N.C.G.S. § 1A-1, Rule 19 (1999). “Necessary parties must be joined in an action. Proper parties may be joined.” Booker v. Everhart, 294 N.C. 146, 156, 240 S.E.2d 360, 365 (1978). A necessary party is one who “is so vitally interested in the controversy that a valid judgment cannot be rendered in the action completely and finally determining *439the controversy without his presence.” Strickland v. Hughes, 273 N.C. 481, 485, 160 S.E.2d 313, 316 (1968). A proper party is “ ‘a party who has an interest in the controversy or subject matter which is separable from the interest of the other parties before the court, so that it may, but will not necessarily, be affected by a decree or judgment which does complete justice between the other parties.’ ” Id. (quoting 67 C.J.S. Parties § 1 (1950)).

[2] In its opinion, the Court of Appeals relies on Sheets to support its reasoning that the other property owners in Elizabeth Heights were not necessary parties to the action because their interest was represented by the current parties. The court’s reliance on Sheets for that holding is in error. This Court, in Sheets, specifically stated, “If plaintiff desires to have this covenant invalidated and stricken from the deed of the original grantee, he must bring in the interested parties and give them a day in court.” Sheets, 221 N.C. at 432, 20 S.E.2d at 348 (emphasis added). In fact, this Court made no mention of “representation” in Sheets. Moreover, whether other property owners’ interests are represented by current parties is not relevant to a determination of whether joinder is required under Rule 19. The text of Rule 19 refers only to whether a “complete determination” of a claim can be made without a party’s presence. N.C.G.S. § 1A-1, Rule 19(b).

[3] Defendants claim the nonparty property owners are not required to be joined because they are “proper” rather than “necessary” parties. They cite Hawthorne, 300 N.C. 660, 268 S.E.2d 494, as approving that assertion. This reliance is misplaced. In Hawthorne, this Court addressed the issue of the continued validity of a residential-use restrictive covenant after the defendants alleged a change of circumstances. The trial court found that a change of circumstances had occurred and voided the restrictive covenant, but the Court of Appeals reversed that decision. Id. at 664, 268 S.E.2d at 497. This Court affirmed the decision of the Court of Appeals.
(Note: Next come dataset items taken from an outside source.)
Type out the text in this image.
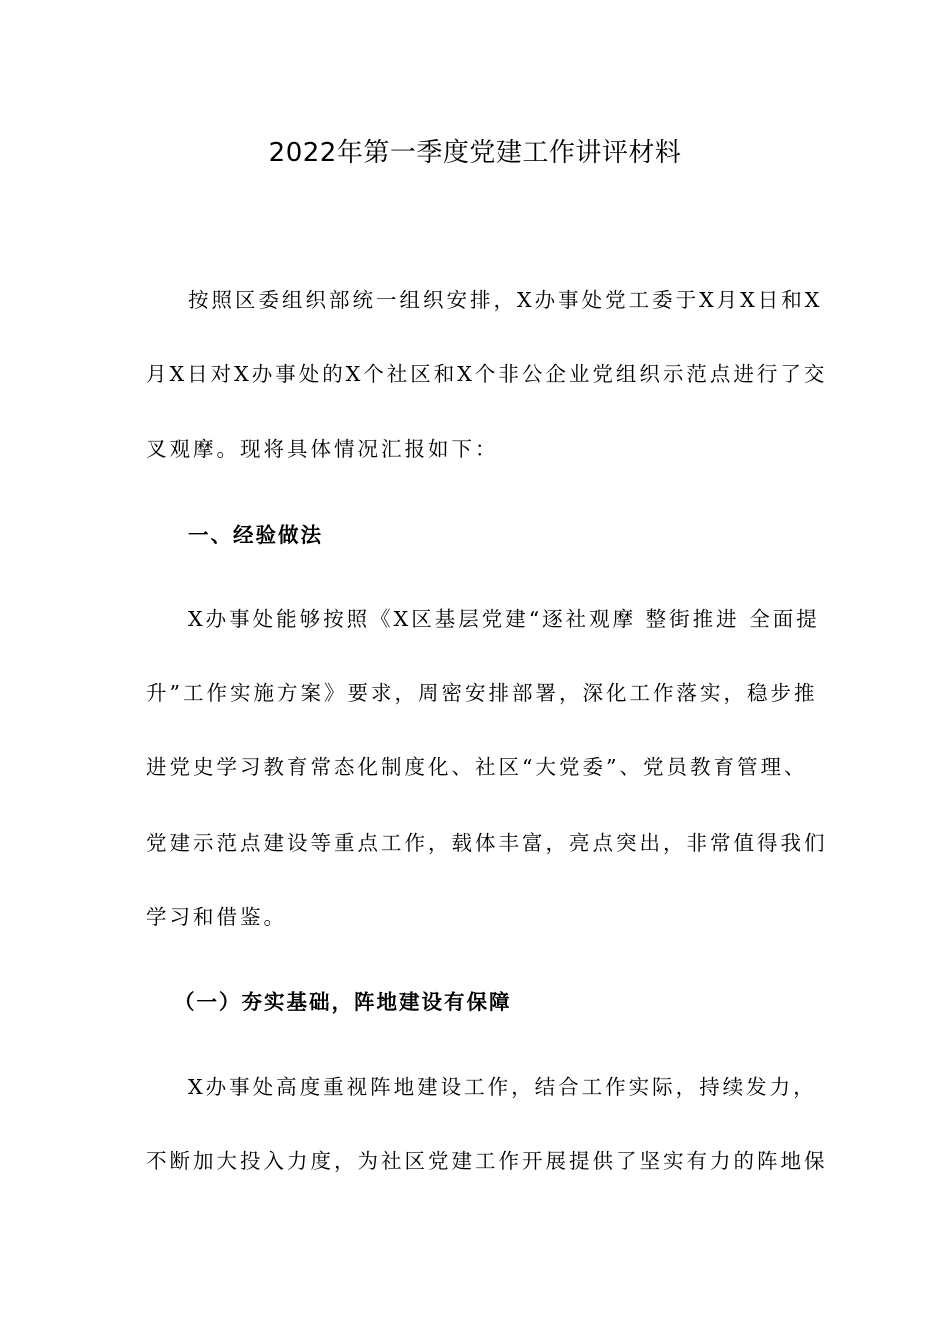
2022年第一季度党建工作讲评材料
按照区委组织部统一组织安排，X办事处党工委于X月X日和X
月X日对X办事处的X个社区和X个非公企业党组织示范点进行了交
叉观摩。现将具体情况汇报如下：
一、经验做法
X办事处能够按照《X区基层党建“逐社观摩 整街推进 全面提
升”工作实施方案》要求，周密安排部署，深化工作落实，稳步推
进党史学习教育常态化制度化、社区“大党委”、党员教育管理、
党建示范点建设等重点工作，载体丰富，亮点突出，非常值得我们
学习和借鉴。
（一）夯实基础，阵地建设有保障
X办事处高度重视阵地建设工作，结合工作实际，持续发力，
不断加大投入力度，为社区党建工作开展提供了坚实有力的阵地保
Id. at 669, 268 S.E.2d at 500. All of the property owners subject to the residential restrictive covenant were not made parties in Hawthorne. However, that issue was neither addressed by this Court nor raised by the parties. As such, Hawthorne is not persuasive in our determination of whether the additional property owners are necessary parties.

In the instant case, each property owner within Elizabeth Heights has the right to enforce the residential restriction against any other property owner seeking to violate that covenant. This right has a “distinct worth.” Tull, 255 N.C. at 41, 120 S.E.2d at 829. By operation of *440law, if the residential restrictive covenant is abrogated as to the lots owned by defendants, each property owner within the subdivision would lose the right to enforce that same restriction. Id. at 41, 120 S.E.2d at 829-30. Unless those parties are joined, they will not have been afforded their “day in court.” Sheets, 221 N.C. at 432, 20 S.E.2d at 348. An adjudication that extinguishes property rights without giving the property owner an opportunity to be heard cannot yield a “valid judgment.” See Strickland, 273 N.C. at 485, 160 S.E.2d at 316; see also N.C.G.S. § 1A-1, Rule 19. For this reason, we conclude the nonparty property owners of Elizabeth Heights are necessary parties to this action because the voiding of the residential-use restrictive covenant would extinguish their property rights.

Based on the foregoing, the decision of the Court of Appeals affirming the trial court’s denial of plaintiffs’ motion to require joinder is reversed. This case is remanded to the Court of Appeals for further remand to the trial court for further proceedings consistent with this opinion.